The global economy is stuck on a loop: the International Monetary Fund (IMF) – a sort of bank for countries – is anticipating a recession that’ll be at least as bad as after the 2008 financial crisis.
What does this mean?
Despite the massive programs put in place by central banks like the Federal Reserve, the Bank of England, and the European Central Bank – as well as government spending packages the world over – almost 80 countries have asked the IMF for emergency loans to help stabilize their economies.

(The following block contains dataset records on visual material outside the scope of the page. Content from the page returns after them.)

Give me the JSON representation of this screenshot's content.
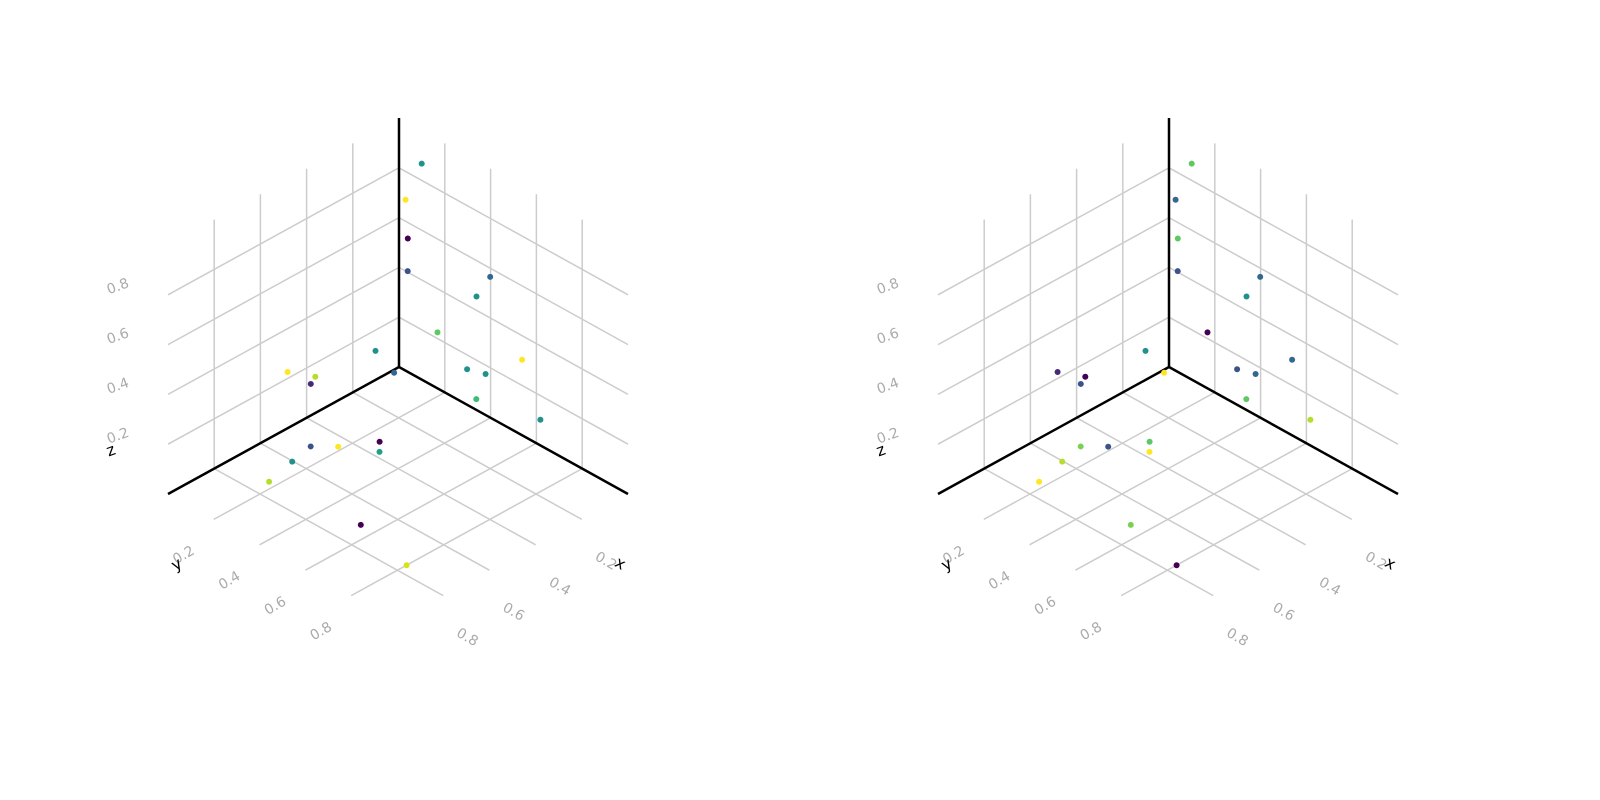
{
  "chart_data": [
    {
      "type": "scatter3d",
      "x_label": "x",
      "y_label": "y",
      "z_label": "z",
      "xlim": [
        0,
        1
      ],
      "ylim": [
        0,
        1
      ],
      "zlim": [
        0,
        1
      ],
      "xticks": [
        0.2,
        0.4,
        0.6,
        0.8
      ],
      "yticks": [
        0.2,
        0.4,
        0.6,
        0.8
      ],
      "zticks": [
        0.2,
        0.4,
        0.6,
        0.8
      ],
      "grid": true,
      "x": [
        0.1,
        0.14,
        0.18,
        0.23,
        0.2,
        0.18,
        0.22,
        0.3,
        0.16,
        0.3,
        0.21,
        0.28,
        0.28,
        0.29,
        0.74,
        0.63,
        0.59,
        0.63,
        0.54,
        0.59,
        0.64,
        0.73,
        0.83,
        0.78,
        0.78
      ],
      "y": [
        0.2,
        0.17,
        0.22,
        0.27,
        0.6,
        0.52,
        0.39,
        0.2,
        0.14,
        0.6,
        0.59,
        0.82,
        0.62,
        0.91,
        0.26,
        0.27,
        0.21,
        0.37,
        0.46,
        0.51,
        0.26,
        0.27,
        0.27,
        0.62,
        0.82
      ],
      "z": [
        0.97,
        0.83,
        0.72,
        0.64,
        0.77,
        0.64,
        0.45,
        0.32,
        0.13,
        0.45,
        0.38,
        0.59,
        0.33,
        0.4,
        0.49,
        0.42,
        0.34,
        0.19,
        0.21,
        0.22,
        0.14,
        0.13,
        0.1,
        0.08,
        0.02
      ],
      "colors": [
        "#21918c",
        "#fde725",
        "#440154",
        "#3b528b",
        "#31688e",
        "#21918c",
        "#5ec962",
        "#21918c",
        "#31688e",
        "#21918c",
        "#21918c",
        "#fde725",
        "#3fbc73",
        "#21918c",
        "#fde725",
        "#b5de2b",
        "#482878",
        "#fde725",
        "#440154",
        "#1fa187",
        "#3b528b",
        "#21918c",
        "#b5de2b",
        "#440154",
        "#d8e219"
      ]
    },
    {
      "type": "scatter3d",
      "x_label": "x",
      "y_label": "y",
      "z_label": "z",
      "xlim": [
        0,
        1
      ],
      "ylim": [
        0,
        1
      ],
      "zlim": [
        0,
        1
      ],
      "xticks": [
        0.2,
        0.4,
        0.6,
        0.8
      ],
      "yticks": [
        0.2,
        0.4,
        0.6,
        0.8
      ],
      "zticks": [
        0.2,
        0.4,
        0.6,
        0.8
      ],
      "grid": true,
      "x": [
        0.1,
        0.14,
        0.18,
        0.23,
        0.2,
        0.18,
        0.22,
        0.3,
        0.16,
        0.3,
        0.21,
        0.28,
        0.28,
        0.29,
        0.74,
        0.63,
        0.59,
        0.63,
        0.54,
        0.59,
        0.64,
        0.73,
        0.83,
        0.78,
        0.78
      ],
      "y": [
        0.2,
        0.17,
        0.22,
        0.27,
        0.6,
        0.52,
        0.39,
        0.2,
        0.14,
        0.6,
        0.59,
        0.82,
        0.62,
        0.91,
        0.26,
        0.27,
        0.21,
        0.37,
        0.46,
        0.51,
        0.26,
        0.27,
        0.27,
        0.62,
        0.82
      ],
      "z": [
        0.97,
        0.83,
        0.72,
        0.64,
        0.77,
        0.64,
        0.45,
        0.32,
        0.13,
        0.45,
        0.38,
        0.59,
        0.33,
        0.4,
        0.49,
        0.42,
        0.34,
        0.19,
        0.21,
        0.22,
        0.14,
        0.13,
        0.1,
        0.08,
        0.02
      ],
      "colors": [
        "#5ec962",
        "#31688e",
        "#5ec962",
        "#3b528b",
        "#31688e",
        "#21918c",
        "#440154",
        "#21918c",
        "#fde725",
        "#3b528b",
        "#31688e",
        "#31688e",
        "#5ec962",
        "#b5de2b",
        "#482878",
        "#440154",
        "#3b528b",
        "#3b528b",
        "#5ec962",
        "#fde725",
        "#7ad151",
        "#b5de2b",
        "#fde725",
        "#7ad151",
        "#440154"
      ]
    }
  ]
}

Between that and the broader economic malaise, the IMF now predicts the global economy will shrink by 1.5% this year – not far off the 1.7% of 2009 (tweet this). And developed economies like the US, Europe, and Japan could feel it most keenly: they’ll collectively shrink more than 3% this year, according to the IMF’s forecast – even though they’re among those best prepared to weather the storm.
Why should I care?
The bigger picture: Backup’s arrived.
The IMF said it’s ready to lend its entire $1 trillion war chest to help countries get things under control – and it’s clearly optimistic about the effect of its contribution, having projected a rebound in growth for the global economy in 2021. But its forecast came with a familiar caveat: the faster the virus is stopped, the faster and stronger the recovery will be.
For markets: Tell them something they don’t know.
The forecast probably didn’t come as much of a surprise to investors: they generally have a handle on the state of the global economy by the time big institutions like the IMF refreshes its predictions, thanks to official data releases and investment bank economists’ own, much prompter updates. In this case, investors had probably already seen Morgan Stanley’s recent forecast of a 30% fall in annualized second-quarter economic growth in the US – even though the investment bank reckons the global economy will still grow this year overall.